Most people have more than one debt. You may have high interest credit cards, loans and mortgages. To pay off one debt you may need to borrow from someone else, creating yet another debt. The solution to this problem is debt consolidation.

Debt consolidation may be a good idea if you find yourself in any of the following situations:

  • You're tired of making several different debt payments each month and would like to combine them into just one payment.
  • You're having trouble staying current on the payments for your existing debt.
  • Your existing debts have varying interest rates and you'd like to lock in one rate for everything.
  • You want to reduce the amount of your monthly budget that goes toward debt repayment.
  • You're looking for an easier way to pay off existing debt and become debt free

Debt consolidation loan is a loan that is used to pay off other existing debts, resulting in just one monthly payment. This type of loan is commonly used to combine unsecured debt, making it easier to manage your overall budget and stick to a repayment plan.

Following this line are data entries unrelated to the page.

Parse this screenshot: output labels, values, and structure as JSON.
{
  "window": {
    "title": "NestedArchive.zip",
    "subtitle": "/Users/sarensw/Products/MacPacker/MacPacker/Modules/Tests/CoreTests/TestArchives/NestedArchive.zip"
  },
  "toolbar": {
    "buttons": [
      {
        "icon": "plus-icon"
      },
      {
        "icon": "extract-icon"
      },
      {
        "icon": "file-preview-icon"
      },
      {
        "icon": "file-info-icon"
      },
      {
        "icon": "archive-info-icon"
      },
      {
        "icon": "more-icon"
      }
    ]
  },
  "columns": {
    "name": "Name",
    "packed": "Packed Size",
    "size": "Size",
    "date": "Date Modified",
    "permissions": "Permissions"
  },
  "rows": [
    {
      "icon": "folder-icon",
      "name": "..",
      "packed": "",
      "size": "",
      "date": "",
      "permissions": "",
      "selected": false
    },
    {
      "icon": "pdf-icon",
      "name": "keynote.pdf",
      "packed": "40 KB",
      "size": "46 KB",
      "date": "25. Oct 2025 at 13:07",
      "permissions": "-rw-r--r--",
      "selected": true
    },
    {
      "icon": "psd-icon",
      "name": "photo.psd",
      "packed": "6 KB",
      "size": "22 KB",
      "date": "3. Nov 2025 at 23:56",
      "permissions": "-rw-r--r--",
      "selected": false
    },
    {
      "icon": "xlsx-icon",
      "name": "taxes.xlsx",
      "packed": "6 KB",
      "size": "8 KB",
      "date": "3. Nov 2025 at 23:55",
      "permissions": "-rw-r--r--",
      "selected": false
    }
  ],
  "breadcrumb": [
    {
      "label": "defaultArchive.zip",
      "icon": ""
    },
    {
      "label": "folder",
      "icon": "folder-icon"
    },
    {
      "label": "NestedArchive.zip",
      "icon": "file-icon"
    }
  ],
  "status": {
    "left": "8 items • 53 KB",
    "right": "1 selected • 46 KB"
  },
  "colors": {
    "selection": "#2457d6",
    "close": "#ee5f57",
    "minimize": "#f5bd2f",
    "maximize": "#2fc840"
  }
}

Debt consolidation loans are designed specifically for people who have taken on too much short term debt, in the form of credit and store cards, bank overdrafts and similar loans. These are usually charged at extremely high interest rates, often at rates in excess of 30%. In order to get these high interest loans under control, people take out a debt consolidation loan that is an amount sufficient to repay the existing debts. This loan will be fixed at say five years, and at a fixed interest rate of say eight per cent. This means that the interest repayments each month on the consolidation loan will be far lower than they would be for all the other short term debts. You are given the advantage that the debts will be fully repaid at the end of the term of the loan, something that is unlikely if you pay the minimum payments on a credit card balance.

Debt consolidation loans can be either secured or unsecured.

A Secured Loan uses something of significant value to secure the loan amount. The most common source of security for such a loan is your home. Secured loans are less risky for the lender, usually leading to a lower interest rate and larger amounts available for borrowing.

An Unsecured (Personal) Loan is not secured against something of significant value, so it is much riskier for the lender. This type of loan usually comes with higher interest rates, smaller amounts available for borrowing, and often includes restrictions on how you can spend the money you receive.

Debt consolidation loans are an increasingly common option for people in a variety of financial situations. Before you decide if it’s right for you, carefully evaluate the advantages and disadvantages of such a loan and take advantage of the plentiful information resources available to assist your decision-making process.